The FITS bill exempts a range of organisations and persons from registering under the scheme. The exemptions extend to humanitarian assistance, legal advice, diplomatic activities, religious activities, commercial or business pursuits, industry representative bodies, individuals making personal legal representations, registered charities, activities with an artistic purpose, certain registered organisations and certain professions. These exemptions appropriately restrict the application of the scheme to those organisations and persons which seek to influence Australian political and government decisions or processes in a way that threatens Australian institutions. Senator McCarthy raised the issue of Indigenous rangers working in collaboration with international charities such as The Pew Charitable Trusts. I am pleased to say that the bill, incorporating the Attorney-General's amendments as well as those recommended by the PJCIS, will place beyond doubt that Indigenous rangers are not required to register in such circumstances. The FITS Bill will introduce offences which will promote compliance with the scheme.

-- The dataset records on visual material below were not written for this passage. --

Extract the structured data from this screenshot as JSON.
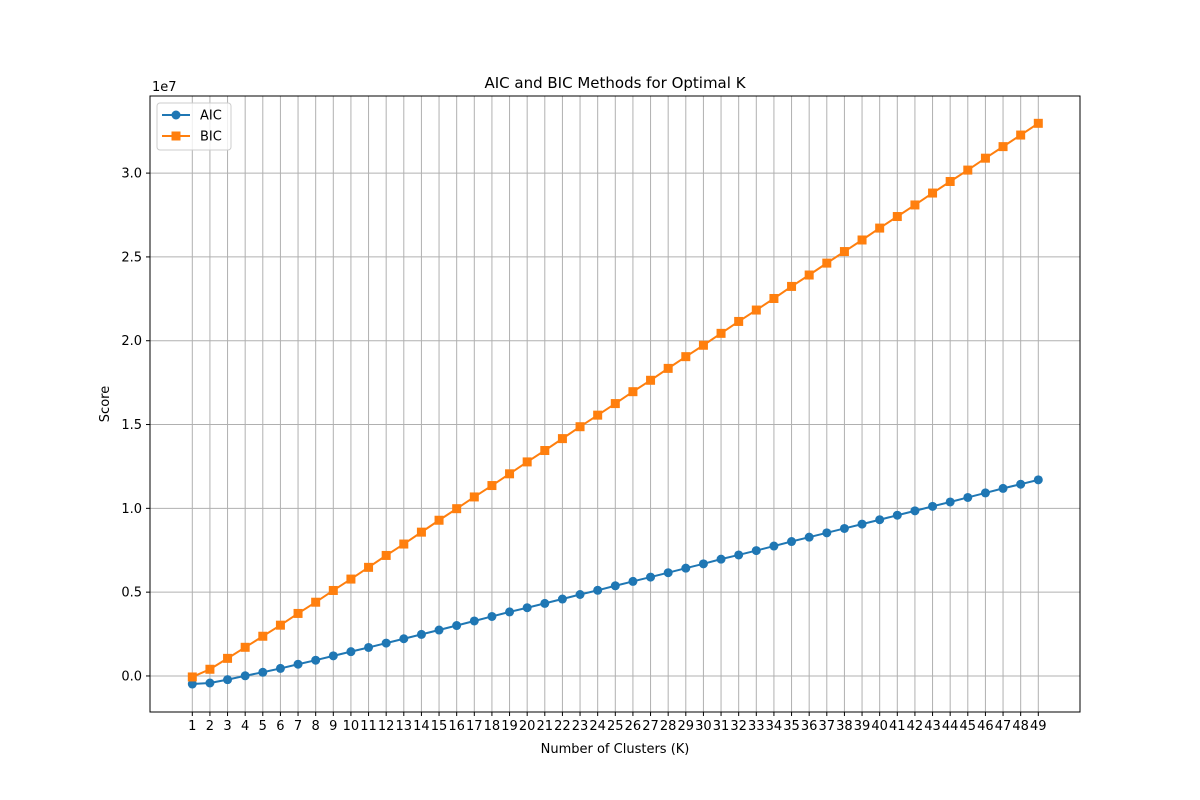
{
  "chart_data": {
    "type": "line",
    "title": "AIC and BIC Methods for Optimal K",
    "xlabel": "Number of Clusters (K)",
    "ylabel": "Score",
    "y_offset_label": "1e7",
    "x": [
      1,
      2,
      3,
      4,
      5,
      6,
      7,
      8,
      9,
      10,
      11,
      12,
      13,
      14,
      15,
      16,
      17,
      18,
      19,
      20,
      21,
      22,
      23,
      24,
      25,
      26,
      27,
      28,
      29,
      30,
      31,
      32,
      33,
      34,
      35,
      36,
      37,
      38,
      39,
      40,
      41,
      42,
      43,
      44,
      45,
      46,
      47,
      48,
      49
    ],
    "y_tick_values": [
      0.0,
      0.5,
      1.0,
      1.5,
      2.0,
      2.5,
      3.0
    ],
    "y_tick_labels": [
      "0.0",
      "0.5",
      "1.0",
      "1.5",
      "2.0",
      "2.5",
      "3.0"
    ],
    "ylim": [
      -0.215,
      3.46
    ],
    "grid": true,
    "legend_position": "upper-left",
    "series": [
      {
        "name": "AIC",
        "color": "#1f77b4",
        "marker": "circle",
        "values": [
          -0.048,
          -0.042,
          -0.022,
          0.001,
          0.022,
          0.045,
          0.07,
          0.094,
          0.12,
          0.145,
          0.17,
          0.196,
          0.222,
          0.248,
          0.274,
          0.301,
          0.328,
          0.355,
          0.382,
          0.407,
          0.433,
          0.459,
          0.486,
          0.511,
          0.538,
          0.564,
          0.59,
          0.616,
          0.643,
          0.669,
          0.697,
          0.722,
          0.748,
          0.775,
          0.802,
          0.828,
          0.854,
          0.88,
          0.906,
          0.932,
          0.959,
          0.985,
          1.012,
          1.038,
          1.065,
          1.092,
          1.119,
          1.144,
          1.17
        ]
      },
      {
        "name": "BIC",
        "color": "#ff7f0e",
        "marker": "square",
        "values": [
          -0.006,
          0.04,
          0.105,
          0.171,
          0.237,
          0.303,
          0.373,
          0.44,
          0.51,
          0.578,
          0.648,
          0.719,
          0.787,
          0.858,
          0.929,
          0.998,
          1.068,
          1.136,
          1.206,
          1.277,
          1.345,
          1.416,
          1.487,
          1.556,
          1.625,
          1.696,
          1.764,
          1.835,
          1.905,
          1.973,
          2.044,
          2.115,
          2.183,
          2.252,
          2.324,
          2.392,
          2.463,
          2.532,
          2.601,
          2.672,
          2.741,
          2.81,
          2.881,
          2.95,
          3.018,
          3.089,
          3.158,
          3.227,
          3.297
        ]
      }
    ]
  }
}
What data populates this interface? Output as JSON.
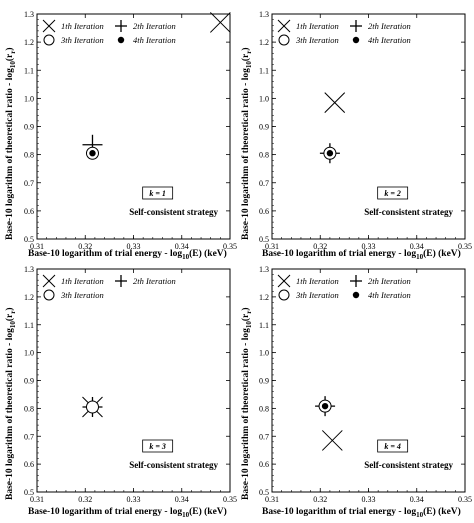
{
  "axes_labels": {
    "top_x": "Base-10 logarithm of trial energy - log",
    "top_x_sub": "10",
    "top_x_tail": "(E) (keV)",
    "bottom_x": "Base-10 logarithm of trial energy - log",
    "bottom_x_sub": "10",
    "bottom_x_tail": "(E) (keV)",
    "right_x": "Base-10 logarithm of trial energy - log",
    "right_x_sub": "10",
    "right_x_tail": "(E) (keV)",
    "y_top": "Base-10 logarithm of theoretical ratio - log",
    "y_top_sub": "10",
    "y_top_tail": "(r",
    "y_top_r": "r",
    "y_top_close": ")",
    "y_bottom": "Base-10 logarithm of theoretical ratio - log",
    "y_bottom_sub": "10",
    "y_bottom_tail": "(r",
    "y_bottom_r": "r",
    "y_bottom_close": ")"
  },
  "chart_data": [
    {
      "type": "scatter",
      "xlim": [
        0.31,
        0.35
      ],
      "ylim": [
        0.5,
        1.3
      ],
      "xticks": [
        "0.31",
        "0.32",
        "0.33",
        "0.34",
        "0.35"
      ],
      "yticks": [
        "0.5",
        "0.6",
        "0.7",
        "0.8",
        "0.9",
        "1.0",
        "1.1",
        "1.2",
        "1.3"
      ],
      "legend": [
        "1th Iteration",
        "2th Iteration",
        "3th Iteration",
        "4th Iteration"
      ],
      "k_label": "k = 1",
      "annotation": "Self-consistent strategy",
      "series": [
        {
          "name": "1th Iteration",
          "marker": "x",
          "points": [
            [
              0.348,
              1.27
            ]
          ]
        },
        {
          "name": "2th Iteration",
          "marker": "+",
          "points": [
            [
              0.3215,
              0.835
            ]
          ]
        },
        {
          "name": "3th Iteration",
          "marker": "o",
          "points": [
            [
              0.3215,
              0.805
            ]
          ]
        },
        {
          "name": "4th Iteration",
          "marker": "dot",
          "points": [
            [
              0.3215,
              0.805
            ]
          ]
        }
      ]
    },
    {
      "type": "scatter",
      "xlim": [
        0.31,
        0.35
      ],
      "ylim": [
        0.5,
        1.3
      ],
      "xticks": [
        "0.31",
        "0.32",
        "0.33",
        "0.34",
        "0.35"
      ],
      "yticks": [
        "0.5",
        "0.6",
        "0.7",
        "0.8",
        "0.9",
        "1.0",
        "1.1",
        "1.2",
        "1.3"
      ],
      "legend": [
        "1th Iteration",
        "2th Iteration",
        "3th Iteration",
        "4th Iteration"
      ],
      "k_label": "k = 2",
      "annotation": "Self-consistent strategy",
      "series": [
        {
          "name": "1th Iteration",
          "marker": "x",
          "points": [
            [
              0.323,
              0.985
            ]
          ]
        },
        {
          "name": "2th Iteration",
          "marker": "+",
          "points": [
            [
              0.322,
              0.805
            ]
          ]
        },
        {
          "name": "3th Iteration",
          "marker": "o",
          "points": [
            [
              0.322,
              0.805
            ]
          ]
        },
        {
          "name": "4th Iteration",
          "marker": "dot",
          "points": [
            [
              0.322,
              0.805
            ]
          ]
        }
      ]
    },
    {
      "type": "scatter",
      "xlim": [
        0.31,
        0.35
      ],
      "ylim": [
        0.5,
        1.3
      ],
      "xticks": [
        "0.31",
        "0.32",
        "0.33",
        "0.34",
        "0.35"
      ],
      "yticks": [
        "0.5",
        "0.6",
        "0.7",
        "0.8",
        "0.9",
        "1.0",
        "1.1",
        "1.2",
        "1.3"
      ],
      "legend": [
        "1th Iteration",
        "2th Iteration",
        "3th Iteration"
      ],
      "k_label": "k = 3",
      "annotation": "Self-consistent strategy",
      "series": [
        {
          "name": "1th Iteration",
          "marker": "x",
          "points": [
            [
              0.3215,
              0.805
            ]
          ]
        },
        {
          "name": "2th Iteration",
          "marker": "+",
          "points": [
            [
              0.3215,
              0.805
            ]
          ]
        },
        {
          "name": "3th Iteration",
          "marker": "o",
          "points": [
            [
              0.3215,
              0.805
            ]
          ]
        }
      ]
    },
    {
      "type": "scatter",
      "xlim": [
        0.31,
        0.35
      ],
      "ylim": [
        0.5,
        1.3
      ],
      "xticks": [
        "0.31",
        "0.32",
        "0.33",
        "0.34",
        "0.35"
      ],
      "yticks": [
        "0.5",
        "0.6",
        "0.7",
        "0.8",
        "0.9",
        "1.0",
        "1.1",
        "1.2",
        "1.3"
      ],
      "legend": [
        "1th Iteration",
        "2th Iteration",
        "3th Iteration",
        "4th Iteration"
      ],
      "k_label": "k = 4",
      "annotation": "Self-consistent strategy",
      "series": [
        {
          "name": "1th Iteration",
          "marker": "x",
          "points": [
            [
              0.3225,
              0.685
            ]
          ]
        },
        {
          "name": "2th Iteration",
          "marker": "+",
          "points": [
            [
              0.321,
              0.808
            ]
          ]
        },
        {
          "name": "3th Iteration",
          "marker": "o",
          "points": [
            [
              0.321,
              0.808
            ]
          ]
        },
        {
          "name": "4th Iteration",
          "marker": "dot",
          "points": [
            [
              0.321,
              0.808
            ]
          ]
        }
      ]
    }
  ]
}
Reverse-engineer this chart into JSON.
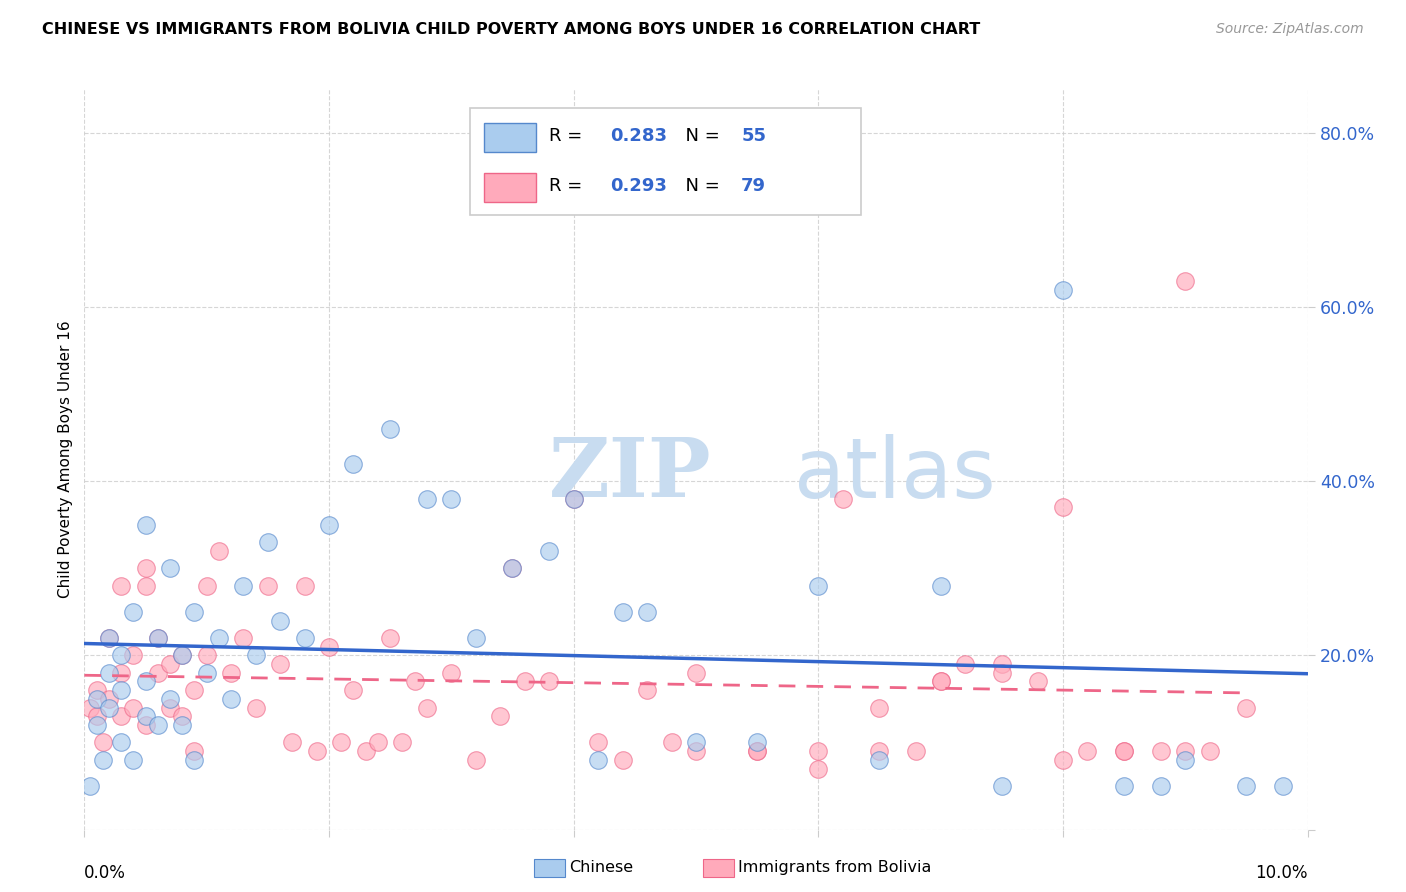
{
  "title": "CHINESE VS IMMIGRANTS FROM BOLIVIA CHILD POVERTY AMONG BOYS UNDER 16 CORRELATION CHART",
  "source": "Source: ZipAtlas.com",
  "ylabel": "Child Poverty Among Boys Under 16",
  "chinese_R": 0.283,
  "chinese_N": 55,
  "bolivia_R": 0.293,
  "bolivia_N": 79,
  "xlim": [
    0.0,
    0.1
  ],
  "ylim": [
    0.0,
    0.85
  ],
  "color_chinese_face": "#AACCEE",
  "color_chinese_edge": "#5588CC",
  "color_bolivia_face": "#FFAABB",
  "color_bolivia_edge": "#EE6688",
  "color_line_chinese": "#3366CC",
  "color_line_bolivia": "#EE6688",
  "chinese_x": [
    0.0005,
    0.001,
    0.001,
    0.0015,
    0.002,
    0.002,
    0.002,
    0.003,
    0.003,
    0.003,
    0.004,
    0.004,
    0.005,
    0.005,
    0.005,
    0.006,
    0.006,
    0.007,
    0.007,
    0.008,
    0.008,
    0.009,
    0.009,
    0.01,
    0.011,
    0.012,
    0.013,
    0.014,
    0.015,
    0.016,
    0.018,
    0.02,
    0.022,
    0.025,
    0.028,
    0.03,
    0.032,
    0.035,
    0.038,
    0.04,
    0.042,
    0.044,
    0.046,
    0.05,
    0.055,
    0.06,
    0.065,
    0.07,
    0.075,
    0.08,
    0.085,
    0.088,
    0.09,
    0.095,
    0.098
  ],
  "chinese_y": [
    0.05,
    0.12,
    0.15,
    0.08,
    0.14,
    0.18,
    0.22,
    0.1,
    0.16,
    0.2,
    0.08,
    0.25,
    0.13,
    0.17,
    0.35,
    0.12,
    0.22,
    0.15,
    0.3,
    0.12,
    0.2,
    0.08,
    0.25,
    0.18,
    0.22,
    0.15,
    0.28,
    0.2,
    0.33,
    0.24,
    0.22,
    0.35,
    0.42,
    0.46,
    0.38,
    0.38,
    0.22,
    0.3,
    0.32,
    0.38,
    0.08,
    0.25,
    0.25,
    0.1,
    0.1,
    0.28,
    0.08,
    0.28,
    0.05,
    0.62,
    0.05,
    0.05,
    0.08,
    0.05,
    0.05
  ],
  "bolivia_x": [
    0.0005,
    0.001,
    0.001,
    0.0015,
    0.002,
    0.002,
    0.003,
    0.003,
    0.003,
    0.004,
    0.004,
    0.005,
    0.005,
    0.005,
    0.006,
    0.006,
    0.007,
    0.007,
    0.008,
    0.008,
    0.009,
    0.009,
    0.01,
    0.01,
    0.011,
    0.012,
    0.013,
    0.014,
    0.015,
    0.016,
    0.017,
    0.018,
    0.019,
    0.02,
    0.021,
    0.022,
    0.023,
    0.024,
    0.025,
    0.026,
    0.027,
    0.028,
    0.03,
    0.032,
    0.034,
    0.035,
    0.036,
    0.038,
    0.04,
    0.042,
    0.044,
    0.046,
    0.048,
    0.05,
    0.055,
    0.06,
    0.062,
    0.065,
    0.068,
    0.07,
    0.072,
    0.075,
    0.078,
    0.08,
    0.082,
    0.085,
    0.088,
    0.09,
    0.092,
    0.095,
    0.05,
    0.055,
    0.06,
    0.065,
    0.07,
    0.075,
    0.08,
    0.085,
    0.09
  ],
  "bolivia_y": [
    0.14,
    0.16,
    0.13,
    0.1,
    0.15,
    0.22,
    0.13,
    0.18,
    0.28,
    0.14,
    0.2,
    0.12,
    0.28,
    0.3,
    0.18,
    0.22,
    0.14,
    0.19,
    0.13,
    0.2,
    0.09,
    0.16,
    0.2,
    0.28,
    0.32,
    0.18,
    0.22,
    0.14,
    0.28,
    0.19,
    0.1,
    0.28,
    0.09,
    0.21,
    0.1,
    0.16,
    0.09,
    0.1,
    0.22,
    0.1,
    0.17,
    0.14,
    0.18,
    0.08,
    0.13,
    0.3,
    0.17,
    0.17,
    0.38,
    0.1,
    0.08,
    0.16,
    0.1,
    0.18,
    0.09,
    0.09,
    0.38,
    0.09,
    0.09,
    0.17,
    0.19,
    0.19,
    0.17,
    0.37,
    0.09,
    0.09,
    0.09,
    0.63,
    0.09,
    0.14,
    0.09,
    0.09,
    0.07,
    0.14,
    0.17,
    0.18,
    0.08,
    0.09,
    0.09
  ]
}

I would like to thank my parliamentary colleagues for recognising the need for these important measures in these two bills. Comprehensive criminal laws are a critical part of Australia's response to the threat of espionage and foreign interference. The EFI bill reflects the government's commitment to addressing this threat and ensuring that our law enforcement and security agencies have the powers they need to respond to the broad spectrum of foreign interference and related criminal activities directed against Australia's interests. Legislative reform is also a critical step in shedding light on foreign interference. The FITS Bill reflects the government's commitment to addressing this issue and to ensuring that the public and decision-makers in government will have access to information to enable them to accurately assess how foreign sources may be seeking to influence Australia's government and political processes. I commend both bills to the Senate.
In respect of the Foreign Influence Transparency Scheme Bill 2018, I move:
At the end of the motion, add:
", and the bill be referred to the Legal and Constitutional Affairs Legislation Committee for inquiry and report by 14 August 2018."
I move the second reading amendment on sheet 8472:
At the end of the motion, add:
(a) the amendments circulated by Senator Patrick on sheet 8446 be referred to the Parliamentary Joint Committee on Intelligence and Security for inquiry and report by 13 August 2018; and
(b) further consideration of the bill be made an order of the day for the first sitting day after the committee has reported."